Link to your variables:
dw = D, xw = AW, xp = PW
这可能不是一个完整的答案,但可能会推动您走向正确的方向。你知道美国宇航局是如何处理那些来自太空的照片的吗?他们在图像上到处都有那些微小的十字。据我所知,这就是他们如何正确了解物体的深度和大小的方法。解决方案可能是拥有一个您知道图片中正确尺寸和深度的物体,然后计算其他物体相对于该物体的尺寸和深度。是时候让你做一些研究了。如果美国宇航局就是这么做的,那么它应该值得一看。
我不得不说这是我长期以来在 stackoverflow 上看到的最有趣的问题之一:D。我刚刚注意到这个问题只附加了两个标签。添加更多与图像相关的内容可能会更好地帮助您。
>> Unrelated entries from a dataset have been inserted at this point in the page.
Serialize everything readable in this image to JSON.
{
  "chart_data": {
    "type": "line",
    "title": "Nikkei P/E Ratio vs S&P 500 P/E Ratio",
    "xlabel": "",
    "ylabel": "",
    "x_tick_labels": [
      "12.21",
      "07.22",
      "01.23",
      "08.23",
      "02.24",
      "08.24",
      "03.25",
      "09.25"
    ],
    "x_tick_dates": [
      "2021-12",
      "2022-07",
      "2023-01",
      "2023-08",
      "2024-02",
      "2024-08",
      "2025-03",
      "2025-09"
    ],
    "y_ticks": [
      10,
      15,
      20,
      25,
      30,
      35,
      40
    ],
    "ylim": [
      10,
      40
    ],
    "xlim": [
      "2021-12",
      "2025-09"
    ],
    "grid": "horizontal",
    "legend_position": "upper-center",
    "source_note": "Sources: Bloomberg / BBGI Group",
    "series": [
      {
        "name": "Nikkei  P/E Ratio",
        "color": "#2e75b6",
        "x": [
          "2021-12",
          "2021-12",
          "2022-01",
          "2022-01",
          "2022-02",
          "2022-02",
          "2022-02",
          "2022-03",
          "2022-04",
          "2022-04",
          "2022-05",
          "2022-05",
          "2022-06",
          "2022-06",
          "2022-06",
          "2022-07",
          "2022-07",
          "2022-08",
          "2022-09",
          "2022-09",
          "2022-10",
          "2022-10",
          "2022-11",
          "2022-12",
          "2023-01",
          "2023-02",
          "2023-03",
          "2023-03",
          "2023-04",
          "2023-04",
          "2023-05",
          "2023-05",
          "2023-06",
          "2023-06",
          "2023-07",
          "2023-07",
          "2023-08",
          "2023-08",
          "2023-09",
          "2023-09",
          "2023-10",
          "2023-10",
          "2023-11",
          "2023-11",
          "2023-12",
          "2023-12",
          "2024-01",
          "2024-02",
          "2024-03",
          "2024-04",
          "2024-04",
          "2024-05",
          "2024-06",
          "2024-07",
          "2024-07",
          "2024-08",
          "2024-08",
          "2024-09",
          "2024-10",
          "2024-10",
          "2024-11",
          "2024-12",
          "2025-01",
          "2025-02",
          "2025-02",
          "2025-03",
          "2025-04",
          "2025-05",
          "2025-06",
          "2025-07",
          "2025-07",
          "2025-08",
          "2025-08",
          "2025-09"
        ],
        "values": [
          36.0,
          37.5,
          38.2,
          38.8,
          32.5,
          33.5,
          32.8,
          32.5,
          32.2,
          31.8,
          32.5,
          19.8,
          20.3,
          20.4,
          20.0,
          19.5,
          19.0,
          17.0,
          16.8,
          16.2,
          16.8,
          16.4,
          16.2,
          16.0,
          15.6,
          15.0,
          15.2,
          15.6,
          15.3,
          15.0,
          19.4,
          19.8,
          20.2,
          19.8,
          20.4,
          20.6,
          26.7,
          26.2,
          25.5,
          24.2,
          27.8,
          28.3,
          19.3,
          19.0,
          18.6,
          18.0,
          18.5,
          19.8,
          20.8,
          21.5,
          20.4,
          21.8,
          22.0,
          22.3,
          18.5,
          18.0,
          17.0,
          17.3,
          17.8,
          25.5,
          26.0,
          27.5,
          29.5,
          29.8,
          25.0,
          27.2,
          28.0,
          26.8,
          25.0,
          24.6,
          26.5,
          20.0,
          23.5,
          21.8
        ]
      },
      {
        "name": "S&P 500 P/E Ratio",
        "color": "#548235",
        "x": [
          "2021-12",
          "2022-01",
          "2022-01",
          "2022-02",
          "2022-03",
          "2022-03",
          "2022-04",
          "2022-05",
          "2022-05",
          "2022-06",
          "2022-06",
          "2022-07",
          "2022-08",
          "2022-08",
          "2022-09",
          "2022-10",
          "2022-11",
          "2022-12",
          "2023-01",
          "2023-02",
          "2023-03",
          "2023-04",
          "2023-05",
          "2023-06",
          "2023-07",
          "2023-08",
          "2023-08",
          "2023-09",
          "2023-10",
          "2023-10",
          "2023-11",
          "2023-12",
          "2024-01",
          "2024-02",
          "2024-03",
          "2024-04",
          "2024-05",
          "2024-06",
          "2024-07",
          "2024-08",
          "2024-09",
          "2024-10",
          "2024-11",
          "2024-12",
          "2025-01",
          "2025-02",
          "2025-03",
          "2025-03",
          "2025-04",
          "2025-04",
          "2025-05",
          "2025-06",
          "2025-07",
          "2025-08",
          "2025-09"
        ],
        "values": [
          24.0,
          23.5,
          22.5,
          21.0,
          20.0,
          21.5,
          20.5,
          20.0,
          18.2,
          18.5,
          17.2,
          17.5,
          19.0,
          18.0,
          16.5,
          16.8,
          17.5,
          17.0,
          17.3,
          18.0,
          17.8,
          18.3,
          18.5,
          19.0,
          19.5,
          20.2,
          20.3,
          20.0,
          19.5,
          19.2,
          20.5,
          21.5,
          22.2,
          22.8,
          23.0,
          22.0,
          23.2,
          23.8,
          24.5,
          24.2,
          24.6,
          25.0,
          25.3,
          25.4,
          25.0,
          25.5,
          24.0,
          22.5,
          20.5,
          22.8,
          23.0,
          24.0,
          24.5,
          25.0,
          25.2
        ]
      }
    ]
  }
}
This may not be a complete answer but may push you in the right direction. Ever seen how NASA does it on those pictures from space? The way they have those tiny crosses all over the images. Thats how they get a fair idea about the deapth and size of the object as far as I know. The solution might be to have an object that you know the correct size and deapth of in the picture and then calculate the others' relative to that. Time for you to do some research. If thats the way NASA does it then it should be worth checking out.
I have got to say This is one of the most interesting questions i have seen for a long time on stackoverflow :D. I just noticed you have only two tags attached to this question. Adding something more in relation to images might help you better.